どんな建物だったのか?何をするところだったのか?とても貴重な資料です。
広島県産業奨励館
1915年(大正4年)チェコ人の設計士ヤン・レッルにより広島県物産陳列館として竣工されました。
その頃の広島は都心部のほとんどが、木造2階建て住宅が多く
大胆なヨーロッパ風な建築デザインは非常に珍しく市民にとってとても画期的なものでした。

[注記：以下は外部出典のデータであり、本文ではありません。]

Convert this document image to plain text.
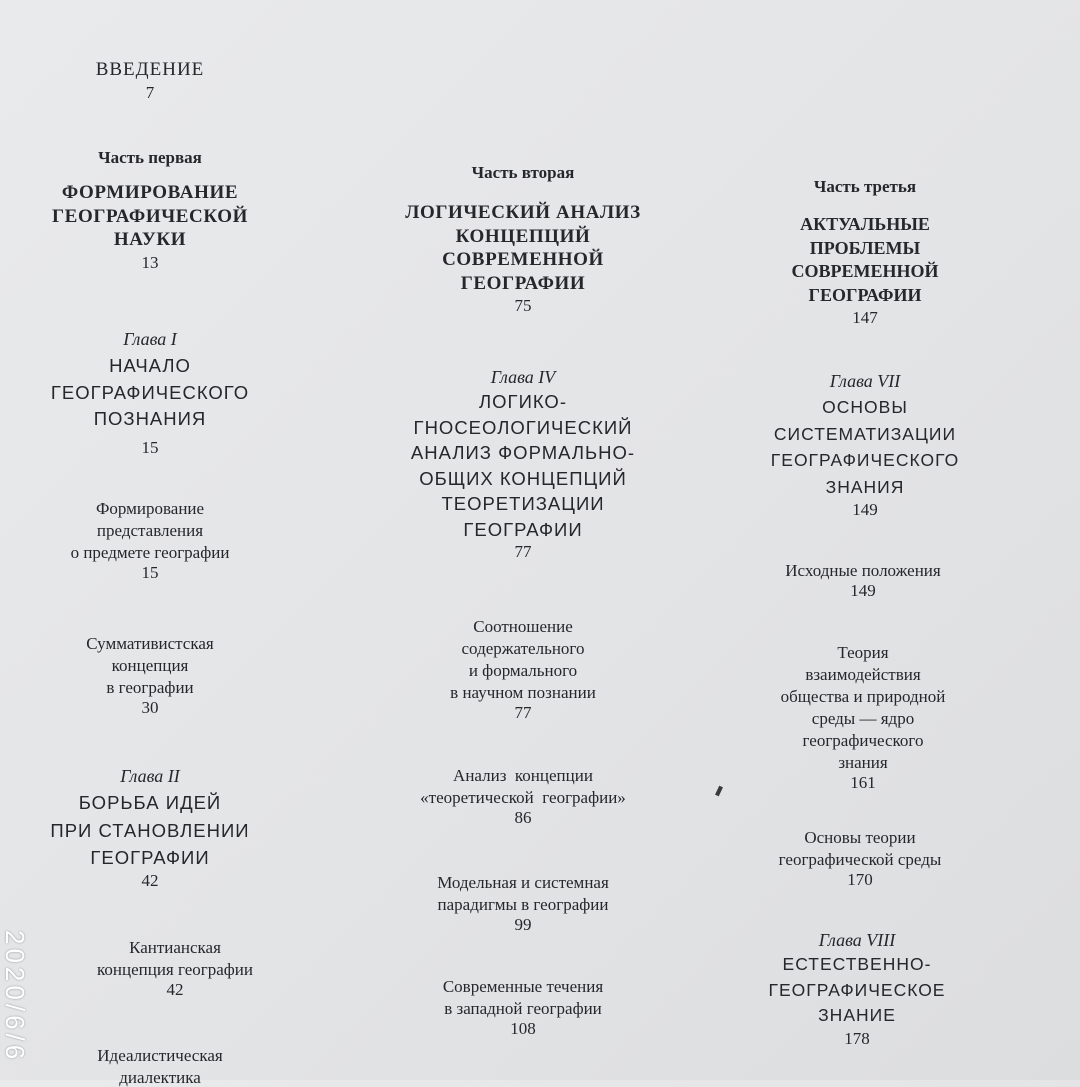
ВВЕДЕНИЕ
7
Часть первая
ФОРМИРОВАНИЕ
ГЕОГРАФИЧЕСКОЙ
НАУКИ
13
Глава I
НАЧАЛО
ГЕОГРАФИЧЕСКОГО
ПОЗНАНИЯ
15
Формирование
представления
о предмете географии
15
Суммативистская
концепция
в географии
30
Глава II
БОРЬБА ИДЕЙ
ПРИ СТАНОВЛЕНИИ
ГЕОГРАФИИ
42
Кантианская
концепция географии
42
Идеалистическая
диалектика
Часть вторая
ЛОГИЧЕСКИЙ АНАЛИЗ
КОНЦЕПЦИЙ
СОВРЕМЕННОЙ
ГЕОГРАФИИ
75
Глава IV
ЛОГИКО-
ГНОСЕОЛОГИЧЕСКИЙ
АНАЛИЗ ФОРМАЛЬНО-
ОБЩИХ КОНЦЕПЦИЙ
ТЕОРЕТИЗАЦИИ
ГЕОГРАФИИ
77
Соотношение
содержательного
и формального
в научном познании
77
Анализ  концепции
«теоретической  географии»
86
Модельная и системная
парадигмы в географии
99
Современные течения
в западной географии
108
Часть третья
АКТУАЛЬНЫЕ
ПРОБЛЕМЫ
СОВРЕМЕННОЙ
ГЕОГРАФИИ
147
Глава VII
ОСНОВЫ
СИСТЕМАТИЗАЦИИ
ГЕОГРАФИЧЕСКОГО
ЗНАНИЯ
149
Исходные положения
149
Теория
взаимодействия
общества и природной
среды — ядро
географического
знания
161
Основы теории
географической среды
170
Глава VIII
ЕСТЕСТВЕННО-
ГЕОГРАФИЧЕСКОЕ
ЗНАНИЕ
178
2020/6/6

全体は窓の多い3階建てで、正面中央部分は5階建ての階段室で中庭もありました。
中庭の広さは約500坪から600坪あり樹木が植えられ
洋式庭園には八方から水を吐く噴水を備えた池もありました。
その上に銅板の楕円形ドームが載せられていました。
ドームは長軸約11m、短軸約8m、高さが4mでした。
1Fは主に事務用で、2F、3Fが陳列用でした。
館の業務は県内の物産、他府県からの参考品の収集や陳列、図案調整等をしていました。
会場を提供することで、博物館、美術館としても役割を果たしました。
1945年8月6日に原爆に被爆しました。
その後その姿は凄まじさを語る世界遺産となっています。
作:寺尾 興弘さん
日暮れのガイド
寺尾さんとの出会いは衝撃的でした。
過去学生時代に学んだ平和学習での話以外のことも聞かせて頂きました。
また、改めて平和について考えさせられるきっかけとなりました。
この話は必ず後世に繋いでいくべきだと感じました。
一人の力でどうにもならないような状況だとしても
グレタ・トゥーンベリさんのように第一歩を踏み出せば景色は違って見えるはずです。
寺尾さんの体験談に夢中になっているといつしかだんだんと日も暮れ始めました。
いつの頃からか寺尾さんは日暮れのガイドと呼ばれるようになったそうです。
お会いした日は今年(2020年)になって2回めのボランティアガイドをされた日。
年々お身体のこともあり来られる日も減らされていたそうです。
そんな中この日は2020年2月2日。
たまたま「2」が偶然重なったもう二度と来ない日。
そんな日にたまたま広島平和記念公園に行き、奇跡の出会いをしました。
寺尾さんも
「今日は過去5年間でこんなこと初めて」
とおっしゃられていました。
驚かれていたのは僕を含めて3人、皆男性で寺尾さんのお話を最後まで聞いたことです。
一期一会、出会いに感謝します。
またいつの日かお会いして寺尾さんのおかげで頑張っています!
と胸を張って報告をしに行きたいと思います。
『人生努力』
寺尾さん、お話して頂きどうもありがとうございました。